There is no difference, we are all the same but from different countries.
Nidaa, Lebanese, and Mariam, Syrian, are neighbours and friends. “We are like sisters,” says Nidaa. Mariam left Syria ten years ago.
Nidaa’s brother-in-law told her and her family about the rain collection system ACTED is implementing in the region where they live. “We heard about the project from my brother-in-law. We always had water shortages and we had to buy water a lot, so we applied for the project and it worked out,” says Nidaa. Five families, including Nidaa’s, benefit from this new system which has been running since winter.
“Rain water is collected,” explains Amar, ACTED’s focal point. “As a first step, the roof is cleaned, then the water falls on the roof and goes through drains to the tanks downstairs.
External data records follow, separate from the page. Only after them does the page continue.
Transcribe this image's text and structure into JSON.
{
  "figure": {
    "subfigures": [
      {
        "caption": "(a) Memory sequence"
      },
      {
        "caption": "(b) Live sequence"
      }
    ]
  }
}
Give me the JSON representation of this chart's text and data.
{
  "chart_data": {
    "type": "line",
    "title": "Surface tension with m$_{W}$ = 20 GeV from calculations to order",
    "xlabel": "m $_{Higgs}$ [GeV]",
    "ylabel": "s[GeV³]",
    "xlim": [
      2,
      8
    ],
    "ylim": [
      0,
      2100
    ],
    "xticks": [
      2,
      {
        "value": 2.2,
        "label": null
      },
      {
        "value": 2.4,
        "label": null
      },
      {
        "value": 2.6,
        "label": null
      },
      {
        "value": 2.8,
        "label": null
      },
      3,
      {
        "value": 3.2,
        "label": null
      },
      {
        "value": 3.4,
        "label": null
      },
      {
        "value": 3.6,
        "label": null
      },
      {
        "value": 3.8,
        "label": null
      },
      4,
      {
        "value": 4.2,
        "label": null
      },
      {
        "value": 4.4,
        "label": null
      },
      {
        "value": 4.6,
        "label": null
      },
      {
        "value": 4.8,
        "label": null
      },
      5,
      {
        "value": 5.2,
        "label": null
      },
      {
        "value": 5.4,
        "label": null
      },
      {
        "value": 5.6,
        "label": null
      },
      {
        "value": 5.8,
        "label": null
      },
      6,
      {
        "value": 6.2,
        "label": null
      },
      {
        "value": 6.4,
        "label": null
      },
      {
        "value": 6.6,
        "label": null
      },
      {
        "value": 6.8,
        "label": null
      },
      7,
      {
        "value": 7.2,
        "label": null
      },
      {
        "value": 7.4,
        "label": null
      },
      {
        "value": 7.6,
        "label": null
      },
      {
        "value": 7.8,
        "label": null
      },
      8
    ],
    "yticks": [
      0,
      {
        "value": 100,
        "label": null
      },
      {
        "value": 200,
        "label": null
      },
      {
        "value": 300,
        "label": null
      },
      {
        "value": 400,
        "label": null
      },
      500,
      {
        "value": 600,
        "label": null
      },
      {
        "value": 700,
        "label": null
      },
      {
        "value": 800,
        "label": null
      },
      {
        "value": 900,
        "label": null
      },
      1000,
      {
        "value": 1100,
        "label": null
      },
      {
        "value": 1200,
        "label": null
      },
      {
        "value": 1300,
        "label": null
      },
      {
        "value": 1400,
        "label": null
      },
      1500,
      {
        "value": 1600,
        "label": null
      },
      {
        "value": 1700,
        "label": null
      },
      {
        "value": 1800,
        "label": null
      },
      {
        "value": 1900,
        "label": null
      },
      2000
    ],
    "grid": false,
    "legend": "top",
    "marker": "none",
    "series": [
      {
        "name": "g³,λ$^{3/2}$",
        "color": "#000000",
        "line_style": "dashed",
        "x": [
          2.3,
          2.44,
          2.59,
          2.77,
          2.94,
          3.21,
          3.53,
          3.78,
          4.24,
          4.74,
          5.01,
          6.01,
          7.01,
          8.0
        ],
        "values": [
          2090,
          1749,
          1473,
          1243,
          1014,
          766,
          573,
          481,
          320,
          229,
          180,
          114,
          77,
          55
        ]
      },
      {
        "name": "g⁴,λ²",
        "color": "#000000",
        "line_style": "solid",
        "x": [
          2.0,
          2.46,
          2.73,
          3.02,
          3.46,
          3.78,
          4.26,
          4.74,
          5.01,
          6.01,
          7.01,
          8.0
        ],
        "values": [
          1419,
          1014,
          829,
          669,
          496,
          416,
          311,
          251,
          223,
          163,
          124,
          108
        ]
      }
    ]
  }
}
The water is filtered and there is a water pump that gets the water to the tank, up on the roofs and people can benefit from this water.”
Mariam, does not have access to the system. “The water expenses are very high,” she explains. “We buy water once a week because we use it a lot.” She lives in a garage with her husband and their five children. “My husband doesn’t work so it’s really difficult,” she explains. Mariam’s family receives food assistance, but one of her daughters is in need of medical assistance, possibly abroad.
Nidaa explains how one of the things she learned from Mariam is patience. “You see people suffering, having to leave their countries so it puts things into perspective. You appreciate what a good life you have here and God help them, it’s not easy at all for them,” she says, referring to Syrian refugees. “We have many friends here in the region because we’ve been here for a long time,” says Mariam, “I know a lot of people and I am familiar with this region now. As a community, it’s much better.”
With support from the EU through the Trust Fund, ACTED is improving the living conditions of Syrian and local communities in Lebanon, through greater access to water, sanitation and disease-free environments.